I didn’t know if this post was best on Parenting or the Special Needs board.
7 year old DS has autism and dyspraxia. I also believe he has ADHD (so do school) however the paediatrician refused to diagnose because he was able to sit still in his chair and wasn’t fidgety during the appointments (these were her words).
His behaviour at school is generally good once we manage to get him there. We’ve had lots of school refusal lately. At home however he has become violent over the last few weeks. He used to hurt himself when he was dysregulated by hitting or scratching, but now he’s started hurting us instead. Tonight was the worst attack on me and DH (his dad) yet, both of us are bleeding from scratches. He hits us, headbutts us, kicks us, throw things, screams at the top of his lungs and tells us to shut up. He will tell us that we can’t control him and cannot tell him what to do. This behaviour earlier was simply because we asked him to come off his Nintendo Switch while we went out for a bit. He is Minecraft obsessed. He didn’t want to. We give him gradual warnings eg 5 mins left, 2 mins left. We’ve also tried visuals like sand timers. He simply doesn’t want to do anything he doesn’t want to do and sees red. This is just one example, these type of outbursts aren’t always about screen time, it could literally be about any type of request we make.

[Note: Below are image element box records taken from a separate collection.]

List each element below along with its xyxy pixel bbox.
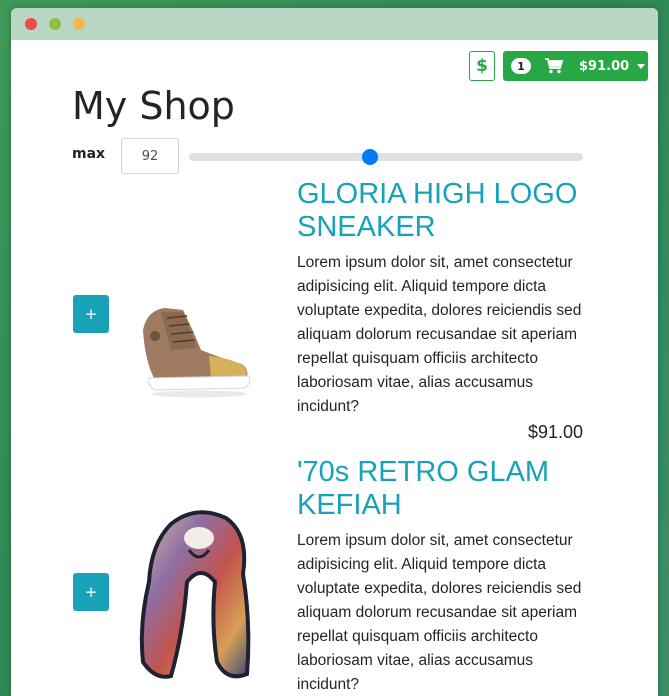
page-content: $ 1 $91.00 My Shop max 92 + GLORIA HIGH … bbox=[11, 40, 658, 696]
slider-thumb[interactable] bbox=[362, 149, 379, 165]
cart-dropdown-button[interactable]: 1 $91.00 bbox=[503, 51, 648, 81]
max-price-slider[interactable] bbox=[189, 149, 583, 165]
currency-button[interactable]: $ bbox=[469, 51, 495, 81]
window-titlebar bbox=[11, 8, 658, 40]
product-description: Lorem ipsum dolor sit, amet consectetur … bbox=[297, 532, 582, 693]
max-label: max bbox=[72, 146, 106, 162]
product-title[interactable]: GLORIA HIGH LOGO SNEAKER bbox=[297, 178, 597, 244]
browser-window: $ 1 $91.00 My Shop max 92 + GLORIA HIGH … bbox=[11, 8, 658, 696]
chevron-down-icon bbox=[637, 63, 646, 69]
maximize-window-button[interactable] bbox=[73, 18, 85, 30]
add-to-cart-button[interactable]: + bbox=[73, 295, 109, 333]
max-price-input[interactable]: 92 bbox=[121, 138, 179, 174]
close-window-button[interactable] bbox=[25, 18, 37, 30]
cart-total: $91.00 bbox=[579, 58, 630, 74]
product-title[interactable]: '70s RETRO GLAM KEFIAH bbox=[297, 456, 597, 522]
page-title: My Shop bbox=[72, 84, 235, 128]
shopping-cart-icon bbox=[545, 58, 563, 74]
minimize-window-button[interactable] bbox=[49, 18, 61, 30]
product-description: Lorem ipsum dolor sit, amet consectetur … bbox=[297, 254, 582, 415]
product-price: $91.00 bbox=[527, 422, 583, 442]
scarf-image bbox=[139, 510, 251, 679]
cart-count-badge: 1 bbox=[511, 58, 531, 74]
add-to-cart-button[interactable]: + bbox=[73, 573, 109, 611]
sneaker-image bbox=[143, 308, 250, 398]
dollar-icon: $ bbox=[476, 56, 488, 76]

We then removed the Switch from him for the rest of the night and this worsened the behaviour, that’s when he started headbutting me in the chest. He was removed to his room by his dad, but DS is on the 91st centile and it’s not something I would be able to do if I was alone. He is often more violent to me than his dad. We’ve also tried going screen free and this sends him into absolute meltdown because he uses it to regulate himself after being at school.

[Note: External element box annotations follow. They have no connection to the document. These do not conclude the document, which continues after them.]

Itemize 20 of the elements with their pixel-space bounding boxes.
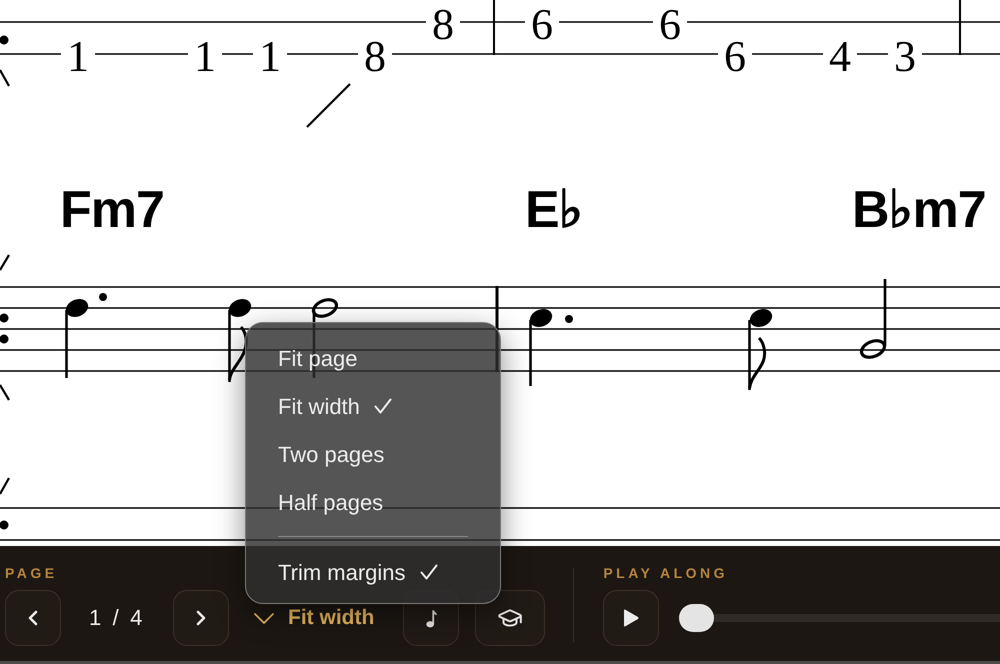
play-button[interactable] <box>603 590 660 646</box>
page-indicator: 1 / 4 <box>88 607 145 629</box>
play-icon <box>623 609 640 627</box>
menu-item[interactable]: Fit width <box>246 382 500 430</box>
chord-symbol: B♭m7 <box>852 184 986 236</box>
section-label: PAGE <box>5 564 58 582</box>
zoom-dropdown[interactable]: Fit width <box>254 602 374 634</box>
check-icon <box>420 564 438 580</box>
menu-item[interactable]: Two pages <box>246 430 500 478</box>
music-note-icon <box>426 608 437 628</box>
menu-item[interactable]: Trim margins <box>246 548 500 596</box>
chevron-down-icon <box>254 612 274 624</box>
check-icon <box>374 398 392 414</box>
menu-item[interactable]: Fit page <box>246 334 500 382</box>
section-label: PLAY ALONG <box>603 564 728 582</box>
menu-item[interactable]: Half pages <box>246 478 500 526</box>
chord-symbol: E♭ <box>525 184 583 236</box>
slider-thumb[interactable] <box>679 604 714 632</box>
chord-symbol: Fm7 <box>60 184 164 236</box>
graduation-cap-button[interactable] <box>475 590 546 646</box>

He has a younger brother (3) and he will often hurt him too, which his does sneakily when we’re out of the room or our backs are turned.
He usually shows remorse later on after behaving like this. He will cuddle me, cry, and tells me he’s sorry. It breaks my heart. We talk to him about this behaviour but he says he just can’t control it and feels too angry not to hurt us.
I think part of it is that he is just in overload after being at school. School put him in nuture groups, Lego therapy, soft start, and applied for an EHCP but the local authority refused to issue one.
We try to make sure we praise his good behaviour, let him know he is loved, have lots of 1:1 time with him. But the violence towards us is getting worse. I don’t know what to do. His paediatrician who diagnosed him discharged us a while ago. Does anyone have any advice?